Vulnerability #2: Plain text transmission of user and passwords: Many devices on ICS networks still use nonsecure plain text communications when users log in to configure them. This makes it easy for someone "sniffing" the connection to obtain the user ID and password information to further access and exploit the network. The best way to avoid this is by ensuring the system supports secure communication protocols, such as SSL and SSH, or, alternatively, password protection for device configuration through HTTPS.
Vulnerability #3: Unencrypted backup files: It is common practice to back up network configuration files in case of a failure. Often these files are stored as plain text files on shared or contractor laptops. In the wrong hands, these files can be easily accessed and used to exploit the network. The best practice is to encrypt these configuration files to protect the information they contain.
Network security management
Ensuring a secure network does not end with deployment.
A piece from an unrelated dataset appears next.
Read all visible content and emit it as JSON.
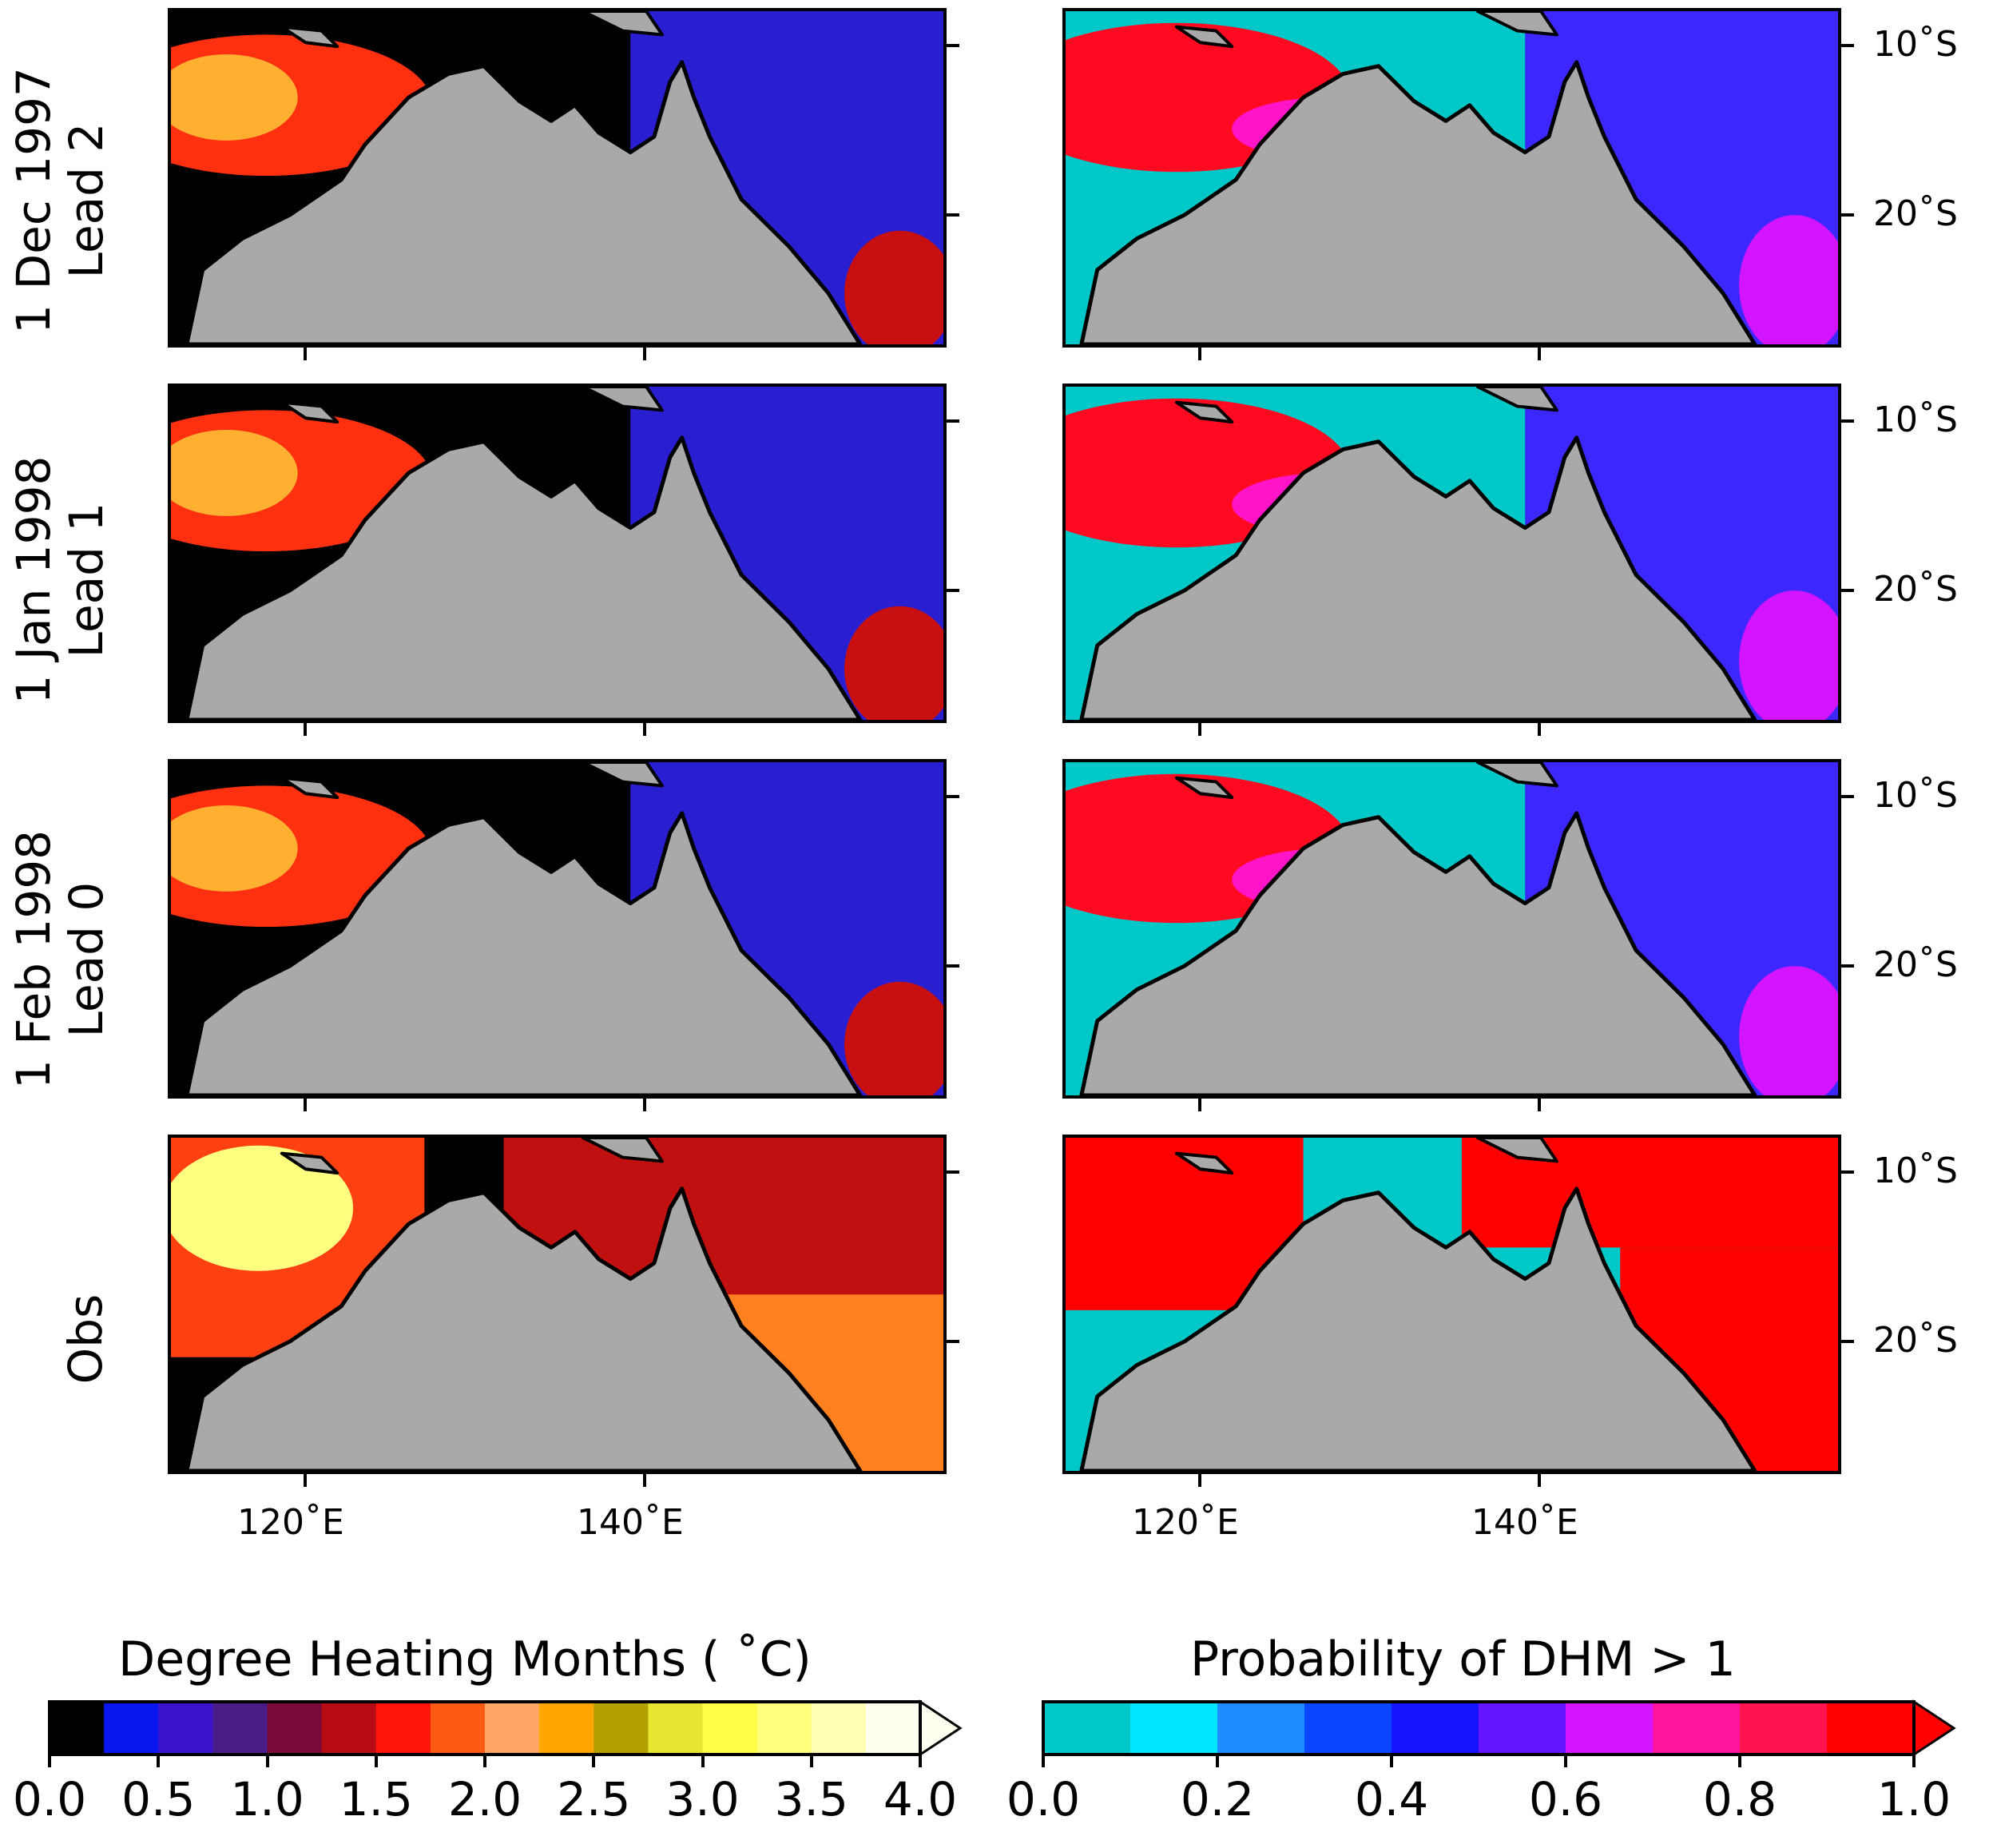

A good network security management policy needs to ensure that the network remains secure throughout the entire network life cycle. A good network management tool is essential to helping you establish and maintain such a network.
Many network management systems (NMSs) have mass configuration tools, which not only speed deployment, but can also help you consistently configure and deploy network devices. Using wizards or scripting tools is an easy way to make sure your network devices are deployed according to your security policy.
Once your network is deployed, a good NMS will help you visualize the health and security of your network, making it easier to monitor and enforce security policies. It also monitors network events in real time to inform you immediately of security concerns. It logs security events, such as successful/unsuccessful login attempts and firewall rule violations, to inform you of attempted or successful breaches and where they are from.
Throughout the automation system life cycle, local engineers or system integrators often need to perform maintenance. This maintenance typically includes changing, replacing, or updating devices in the network. It is important to note that whenever a device configuration is modified, there is a possibility that it will no longer be secure, and it will become vulnerable to cyberattacks. As ICS networks continuously evolve and change, the network and all the devices located on it must be constantly monitored to ensure that the designed security policies are enforced over time.
It is also good practice to deploy the security patches that network device manufacturers make available to address new vulnerabilities as they are discovered. Organizations like ICS-CERT track known vulnerabilities for industrial control devices and work with manufacturers to develop and communicate these patches. When selecting ICS components, see how quickly the manufacturer typically responds to vulnerabilities when they are discovered.
Securing a network and the devices installed on it is not easy. The threats posed to industrial networks constantly change and evolve. To protect the network as well as possible, system operators should adopt the defense-in-depth network architecture. Aside from a good overall network design, system operators should select hardened devices that support more advanced security features, such as those mentioned in the IEC 62443 standard. Overall, system operators should have a thorough understanding of the possible threats facing their network, as well as detailed knowledge of the best practices for designing and maintaining networks. Finally, ensuring that the network is constantly monitored throughout the network life cycle will mitigate any security risks that arise as the network evolves.